Os sete pecados são vivenciados durante a jornada de Anna, personagem genialmente construído como um duplo, na luta por levantar dinheiro para a construção de uma casa para sua família. Anna é dual, duas irmãs que se apoiam e se completam em suas diferenças, exatamente assim como nós mulheres curiosas e portanto pecadoras (não é mesmo, Eva e Lilith?). Só uma das duas Annas canta, e como canta! Denise de Freitas chegou a me deixar sem ar com sua vocalidade livre, atuante e entregue. Mas eu dizia, só uma delas canta e a outra serpenteia e se deixa atropelar pela vida que dela só exige, como sempre, coragem. A família, de longe, canta basicamente sempre em polifonia como um coro grego ou um dedo de deus apontando, jogando pedras e esperando a salvação pelas mãos de Geni.
A primeira surpresa – e não o primeiro dos sete pecados – foi a feliz ideia de se colocar como prólogo à ópera o Concerto para violino op.12 de Weill interpretado com total esmero pelo violinista Cláudio Cruz e ensemble de sopros. A tendência de lidar com as obras históricas como matérias vivas e flexíveis, que podem ser manipuladas e articuladas entre si, é uma tônica na atual cena operística mundial, vide os Castelluccis e Sellars em atividade. Numa obra brechtiana tal ousadia faz ainda mais sentido e chega a comover. Comove inclusive porque é neste prólogo-concerto para violino que nós, público, somos convidados a nos aproximarmos da principal referência afetiva e estética da montagem: o icônico filme de Rogério Sganzerla “A mulher de todos” com a diva suprema Helena Ignez. Eu, criada nas sessões do Festival de Cinema de Brasília, logo colhi a dica. Anna, Helena, Ângela Carne Osso, Eva, Macabéia... este mundo é nosso. Quero dizer, este mundo será nosso, apesar dos pesares.
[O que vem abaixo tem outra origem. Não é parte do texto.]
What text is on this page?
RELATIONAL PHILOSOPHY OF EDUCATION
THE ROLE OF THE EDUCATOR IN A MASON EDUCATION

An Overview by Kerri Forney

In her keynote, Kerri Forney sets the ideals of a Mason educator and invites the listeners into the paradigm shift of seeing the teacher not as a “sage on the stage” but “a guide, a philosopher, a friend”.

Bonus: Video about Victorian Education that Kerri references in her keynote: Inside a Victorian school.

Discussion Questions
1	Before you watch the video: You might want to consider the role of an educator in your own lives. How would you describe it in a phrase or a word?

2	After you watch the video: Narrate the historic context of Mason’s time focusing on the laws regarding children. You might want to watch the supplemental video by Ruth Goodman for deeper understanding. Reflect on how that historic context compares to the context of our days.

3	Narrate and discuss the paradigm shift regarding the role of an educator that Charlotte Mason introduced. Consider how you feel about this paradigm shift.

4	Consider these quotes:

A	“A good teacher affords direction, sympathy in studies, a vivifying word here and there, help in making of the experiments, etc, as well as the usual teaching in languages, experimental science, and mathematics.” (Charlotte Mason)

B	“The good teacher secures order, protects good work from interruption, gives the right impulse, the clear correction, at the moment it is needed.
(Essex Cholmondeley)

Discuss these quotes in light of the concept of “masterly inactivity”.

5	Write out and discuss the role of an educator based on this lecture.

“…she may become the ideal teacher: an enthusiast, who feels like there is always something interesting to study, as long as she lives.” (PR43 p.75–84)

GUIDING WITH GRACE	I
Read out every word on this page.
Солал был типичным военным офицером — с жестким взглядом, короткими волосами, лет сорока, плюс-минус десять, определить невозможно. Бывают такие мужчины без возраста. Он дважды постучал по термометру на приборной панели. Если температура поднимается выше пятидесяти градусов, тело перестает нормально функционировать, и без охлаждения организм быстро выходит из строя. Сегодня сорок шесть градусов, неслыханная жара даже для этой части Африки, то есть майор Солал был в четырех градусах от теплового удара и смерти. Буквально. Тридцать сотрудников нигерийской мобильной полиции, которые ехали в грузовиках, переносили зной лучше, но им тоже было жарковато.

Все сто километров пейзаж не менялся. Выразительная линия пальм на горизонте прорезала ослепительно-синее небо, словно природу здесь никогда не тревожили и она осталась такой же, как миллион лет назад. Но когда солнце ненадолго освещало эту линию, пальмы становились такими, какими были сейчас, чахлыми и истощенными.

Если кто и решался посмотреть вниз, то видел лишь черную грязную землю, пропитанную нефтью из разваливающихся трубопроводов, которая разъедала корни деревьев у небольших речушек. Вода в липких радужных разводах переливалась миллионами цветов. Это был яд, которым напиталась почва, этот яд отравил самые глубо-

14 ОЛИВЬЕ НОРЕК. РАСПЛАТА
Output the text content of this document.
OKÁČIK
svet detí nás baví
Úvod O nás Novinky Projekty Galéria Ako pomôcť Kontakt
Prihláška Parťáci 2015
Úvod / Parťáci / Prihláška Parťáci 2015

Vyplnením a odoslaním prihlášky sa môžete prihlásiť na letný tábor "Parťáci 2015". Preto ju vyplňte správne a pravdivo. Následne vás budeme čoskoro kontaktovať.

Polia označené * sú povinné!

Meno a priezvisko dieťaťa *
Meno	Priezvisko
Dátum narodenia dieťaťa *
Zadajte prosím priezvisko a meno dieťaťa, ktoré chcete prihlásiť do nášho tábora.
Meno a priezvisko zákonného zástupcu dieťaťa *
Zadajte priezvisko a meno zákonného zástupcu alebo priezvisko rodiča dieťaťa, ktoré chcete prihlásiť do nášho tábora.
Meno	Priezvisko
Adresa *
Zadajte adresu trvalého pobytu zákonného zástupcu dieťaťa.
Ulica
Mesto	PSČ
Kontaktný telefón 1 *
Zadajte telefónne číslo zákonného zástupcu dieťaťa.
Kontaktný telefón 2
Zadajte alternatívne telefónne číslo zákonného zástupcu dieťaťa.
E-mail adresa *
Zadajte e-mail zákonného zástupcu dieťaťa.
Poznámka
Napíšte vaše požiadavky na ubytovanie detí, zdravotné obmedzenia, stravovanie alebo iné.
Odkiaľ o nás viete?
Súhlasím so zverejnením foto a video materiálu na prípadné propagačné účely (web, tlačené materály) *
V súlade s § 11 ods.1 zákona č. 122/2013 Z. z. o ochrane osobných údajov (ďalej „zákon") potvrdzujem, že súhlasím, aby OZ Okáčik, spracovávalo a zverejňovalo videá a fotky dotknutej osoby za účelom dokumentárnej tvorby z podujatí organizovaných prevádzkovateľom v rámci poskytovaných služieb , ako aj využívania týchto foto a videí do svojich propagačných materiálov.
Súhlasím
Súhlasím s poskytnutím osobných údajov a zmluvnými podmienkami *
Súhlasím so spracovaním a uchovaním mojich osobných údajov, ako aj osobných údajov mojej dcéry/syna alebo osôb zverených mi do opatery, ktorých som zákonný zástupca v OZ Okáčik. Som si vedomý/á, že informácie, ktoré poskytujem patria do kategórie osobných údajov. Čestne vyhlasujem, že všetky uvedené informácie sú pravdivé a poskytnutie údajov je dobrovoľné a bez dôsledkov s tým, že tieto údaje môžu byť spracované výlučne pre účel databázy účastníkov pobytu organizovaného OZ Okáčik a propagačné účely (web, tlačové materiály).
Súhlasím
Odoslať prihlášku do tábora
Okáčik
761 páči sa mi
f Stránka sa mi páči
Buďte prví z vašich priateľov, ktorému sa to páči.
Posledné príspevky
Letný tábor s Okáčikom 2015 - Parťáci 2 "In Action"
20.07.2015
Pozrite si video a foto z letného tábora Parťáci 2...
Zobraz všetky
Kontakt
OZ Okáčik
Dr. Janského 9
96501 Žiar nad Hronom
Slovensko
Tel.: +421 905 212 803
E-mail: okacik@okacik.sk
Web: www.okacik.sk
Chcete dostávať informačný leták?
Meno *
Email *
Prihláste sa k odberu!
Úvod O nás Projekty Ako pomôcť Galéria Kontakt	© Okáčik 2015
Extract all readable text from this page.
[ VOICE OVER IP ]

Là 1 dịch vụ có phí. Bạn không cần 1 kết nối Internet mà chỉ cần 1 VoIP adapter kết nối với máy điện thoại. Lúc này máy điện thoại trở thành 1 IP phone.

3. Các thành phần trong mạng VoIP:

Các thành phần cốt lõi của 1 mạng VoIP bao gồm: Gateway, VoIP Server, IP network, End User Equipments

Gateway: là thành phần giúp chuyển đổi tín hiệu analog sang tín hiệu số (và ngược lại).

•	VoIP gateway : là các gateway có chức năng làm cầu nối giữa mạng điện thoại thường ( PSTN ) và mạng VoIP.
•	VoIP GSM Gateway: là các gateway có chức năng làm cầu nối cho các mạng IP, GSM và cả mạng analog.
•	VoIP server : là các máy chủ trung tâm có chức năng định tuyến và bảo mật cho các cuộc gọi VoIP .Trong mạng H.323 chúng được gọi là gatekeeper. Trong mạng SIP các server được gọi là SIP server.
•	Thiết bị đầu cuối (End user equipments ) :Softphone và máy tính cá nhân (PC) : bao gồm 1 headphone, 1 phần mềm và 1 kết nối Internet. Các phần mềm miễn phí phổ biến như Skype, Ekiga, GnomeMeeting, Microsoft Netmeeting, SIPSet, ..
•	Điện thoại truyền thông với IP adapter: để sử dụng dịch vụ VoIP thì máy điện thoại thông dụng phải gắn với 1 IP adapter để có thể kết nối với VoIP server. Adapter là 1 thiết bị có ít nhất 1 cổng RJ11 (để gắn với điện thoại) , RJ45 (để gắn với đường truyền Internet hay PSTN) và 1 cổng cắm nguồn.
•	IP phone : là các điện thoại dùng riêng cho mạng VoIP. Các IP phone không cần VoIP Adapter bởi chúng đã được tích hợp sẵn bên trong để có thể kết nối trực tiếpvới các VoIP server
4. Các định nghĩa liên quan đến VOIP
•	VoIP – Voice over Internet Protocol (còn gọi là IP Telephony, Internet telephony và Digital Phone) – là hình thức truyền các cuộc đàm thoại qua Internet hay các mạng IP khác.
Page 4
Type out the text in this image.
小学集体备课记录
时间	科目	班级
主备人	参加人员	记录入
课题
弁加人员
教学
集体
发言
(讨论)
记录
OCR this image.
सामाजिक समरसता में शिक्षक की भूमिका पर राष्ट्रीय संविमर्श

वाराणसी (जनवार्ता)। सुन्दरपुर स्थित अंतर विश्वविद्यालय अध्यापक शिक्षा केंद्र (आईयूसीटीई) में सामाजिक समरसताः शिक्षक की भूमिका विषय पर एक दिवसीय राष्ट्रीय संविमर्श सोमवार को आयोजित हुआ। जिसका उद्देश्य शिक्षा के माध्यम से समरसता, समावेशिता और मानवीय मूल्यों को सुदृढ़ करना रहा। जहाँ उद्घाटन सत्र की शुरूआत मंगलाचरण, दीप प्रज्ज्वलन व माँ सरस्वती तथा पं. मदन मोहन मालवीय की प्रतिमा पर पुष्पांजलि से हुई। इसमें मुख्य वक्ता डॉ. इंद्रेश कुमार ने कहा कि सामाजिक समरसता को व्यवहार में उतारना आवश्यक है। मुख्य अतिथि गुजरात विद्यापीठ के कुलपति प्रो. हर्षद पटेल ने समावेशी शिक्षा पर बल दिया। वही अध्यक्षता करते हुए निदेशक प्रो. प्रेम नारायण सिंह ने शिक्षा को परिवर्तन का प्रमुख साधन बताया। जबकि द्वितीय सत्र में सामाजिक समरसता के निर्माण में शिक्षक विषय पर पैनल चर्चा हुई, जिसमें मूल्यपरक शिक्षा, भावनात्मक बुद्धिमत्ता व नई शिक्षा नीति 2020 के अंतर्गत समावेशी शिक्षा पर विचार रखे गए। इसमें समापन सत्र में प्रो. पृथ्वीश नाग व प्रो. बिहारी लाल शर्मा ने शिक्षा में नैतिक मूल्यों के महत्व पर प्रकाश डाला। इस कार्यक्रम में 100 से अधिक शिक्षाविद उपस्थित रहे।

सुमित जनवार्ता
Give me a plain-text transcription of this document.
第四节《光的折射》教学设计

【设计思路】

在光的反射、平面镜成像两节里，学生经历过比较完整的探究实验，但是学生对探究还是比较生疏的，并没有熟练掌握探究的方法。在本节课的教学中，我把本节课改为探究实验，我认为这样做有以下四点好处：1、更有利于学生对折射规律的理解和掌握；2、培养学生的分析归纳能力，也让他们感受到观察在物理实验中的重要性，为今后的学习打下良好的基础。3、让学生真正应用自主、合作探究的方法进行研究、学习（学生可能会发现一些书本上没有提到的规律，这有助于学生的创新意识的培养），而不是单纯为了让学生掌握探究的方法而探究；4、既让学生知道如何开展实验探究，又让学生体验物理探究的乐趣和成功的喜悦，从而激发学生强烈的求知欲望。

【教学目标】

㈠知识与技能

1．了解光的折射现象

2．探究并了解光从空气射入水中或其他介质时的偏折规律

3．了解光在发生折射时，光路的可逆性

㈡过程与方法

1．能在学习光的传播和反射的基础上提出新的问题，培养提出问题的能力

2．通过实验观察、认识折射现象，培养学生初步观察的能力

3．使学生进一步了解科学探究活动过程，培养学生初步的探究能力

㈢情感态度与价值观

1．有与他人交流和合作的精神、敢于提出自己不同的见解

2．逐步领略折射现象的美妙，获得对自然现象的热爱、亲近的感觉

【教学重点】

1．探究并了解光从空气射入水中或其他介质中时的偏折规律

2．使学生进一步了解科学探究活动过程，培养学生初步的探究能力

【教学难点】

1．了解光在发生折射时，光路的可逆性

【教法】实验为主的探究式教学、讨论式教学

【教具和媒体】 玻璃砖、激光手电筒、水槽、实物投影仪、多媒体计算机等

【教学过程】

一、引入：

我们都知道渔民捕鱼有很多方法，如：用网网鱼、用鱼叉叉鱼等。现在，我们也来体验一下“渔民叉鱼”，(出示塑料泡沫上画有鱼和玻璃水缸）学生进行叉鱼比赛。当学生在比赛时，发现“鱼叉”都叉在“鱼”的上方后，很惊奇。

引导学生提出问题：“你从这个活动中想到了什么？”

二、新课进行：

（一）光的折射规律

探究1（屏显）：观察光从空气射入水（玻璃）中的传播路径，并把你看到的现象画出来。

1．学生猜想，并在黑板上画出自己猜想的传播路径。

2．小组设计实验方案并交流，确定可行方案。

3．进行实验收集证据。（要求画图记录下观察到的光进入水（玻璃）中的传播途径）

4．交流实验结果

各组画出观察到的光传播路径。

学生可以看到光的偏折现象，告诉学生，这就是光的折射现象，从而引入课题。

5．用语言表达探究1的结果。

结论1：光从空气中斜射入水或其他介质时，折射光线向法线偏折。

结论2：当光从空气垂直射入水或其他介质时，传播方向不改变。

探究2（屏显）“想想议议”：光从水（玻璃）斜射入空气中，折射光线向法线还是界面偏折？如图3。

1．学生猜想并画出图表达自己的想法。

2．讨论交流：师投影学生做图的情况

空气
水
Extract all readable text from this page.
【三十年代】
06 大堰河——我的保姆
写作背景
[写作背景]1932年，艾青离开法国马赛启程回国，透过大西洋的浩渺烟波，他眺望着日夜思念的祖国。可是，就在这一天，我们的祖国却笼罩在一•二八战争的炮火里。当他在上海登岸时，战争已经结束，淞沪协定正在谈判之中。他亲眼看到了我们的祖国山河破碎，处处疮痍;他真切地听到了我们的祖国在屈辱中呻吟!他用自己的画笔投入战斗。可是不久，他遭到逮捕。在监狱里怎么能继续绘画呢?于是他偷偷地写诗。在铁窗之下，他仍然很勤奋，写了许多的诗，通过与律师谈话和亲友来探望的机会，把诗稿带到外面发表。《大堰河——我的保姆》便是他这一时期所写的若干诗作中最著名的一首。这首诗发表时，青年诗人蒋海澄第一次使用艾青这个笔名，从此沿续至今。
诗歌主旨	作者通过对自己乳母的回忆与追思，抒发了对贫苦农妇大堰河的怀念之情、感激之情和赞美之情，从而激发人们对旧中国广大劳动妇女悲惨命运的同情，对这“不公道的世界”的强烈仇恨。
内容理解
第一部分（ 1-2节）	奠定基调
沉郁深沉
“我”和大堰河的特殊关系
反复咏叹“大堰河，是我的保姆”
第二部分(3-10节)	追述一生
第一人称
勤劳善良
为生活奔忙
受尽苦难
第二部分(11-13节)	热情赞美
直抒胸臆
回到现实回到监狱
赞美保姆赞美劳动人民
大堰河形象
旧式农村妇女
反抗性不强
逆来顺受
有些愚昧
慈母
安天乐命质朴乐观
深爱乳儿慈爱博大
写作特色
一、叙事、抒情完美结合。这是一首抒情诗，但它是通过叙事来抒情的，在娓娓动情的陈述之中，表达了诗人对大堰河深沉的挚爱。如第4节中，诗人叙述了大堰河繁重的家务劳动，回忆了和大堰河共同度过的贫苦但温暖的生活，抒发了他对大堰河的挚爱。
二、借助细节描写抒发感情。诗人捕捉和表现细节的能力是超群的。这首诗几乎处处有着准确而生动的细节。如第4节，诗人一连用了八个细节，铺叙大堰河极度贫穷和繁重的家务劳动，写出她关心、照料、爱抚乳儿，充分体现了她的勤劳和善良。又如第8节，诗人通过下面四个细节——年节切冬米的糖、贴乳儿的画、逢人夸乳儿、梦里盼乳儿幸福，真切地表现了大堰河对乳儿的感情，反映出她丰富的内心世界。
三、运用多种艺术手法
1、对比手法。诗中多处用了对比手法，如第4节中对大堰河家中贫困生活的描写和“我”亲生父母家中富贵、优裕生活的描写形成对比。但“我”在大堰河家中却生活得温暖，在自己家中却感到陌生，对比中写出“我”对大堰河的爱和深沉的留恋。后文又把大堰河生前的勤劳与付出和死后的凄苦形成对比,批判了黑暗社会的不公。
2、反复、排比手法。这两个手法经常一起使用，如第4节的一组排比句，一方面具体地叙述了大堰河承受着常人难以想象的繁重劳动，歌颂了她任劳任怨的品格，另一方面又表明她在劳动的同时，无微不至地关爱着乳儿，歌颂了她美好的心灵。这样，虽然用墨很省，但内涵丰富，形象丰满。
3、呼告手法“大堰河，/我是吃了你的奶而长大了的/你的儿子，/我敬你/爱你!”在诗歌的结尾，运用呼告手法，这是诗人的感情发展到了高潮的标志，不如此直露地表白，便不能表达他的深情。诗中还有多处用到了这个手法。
Dal Farra propõe então que o cinema inunde a cena e incorpora o estranho objeto de desejo (referência ao continente obscuro de Freud?) como elemento de palco. Tive, confesso, um tanto de preconceito inicial quando vi surgir em cena um microfone. Não por purismo operístico, mas por achar que certos recursos, como microfone e câmera-seguindo-atriz, estejam um tanto gastos pelo teatro contemporâneo. Mas me dobrei e percebi que tais elementos eram como uma piscadela do encenador ao público paulistano, como que dizendo: estou aqui propondo uma ponte entre a cena teatral e a operística. Gosto. E acho que Brecht também gostaria, porque este é um dos pontos mais fundamentais da poética de seu teatro épico: o dramaturgo ou compositor deve se esforçar para lembrar constantemente à plateia que ela está assistindo a uma ficção, o “efeito de distanciamento” como uma necessidade anti-catártica e até política.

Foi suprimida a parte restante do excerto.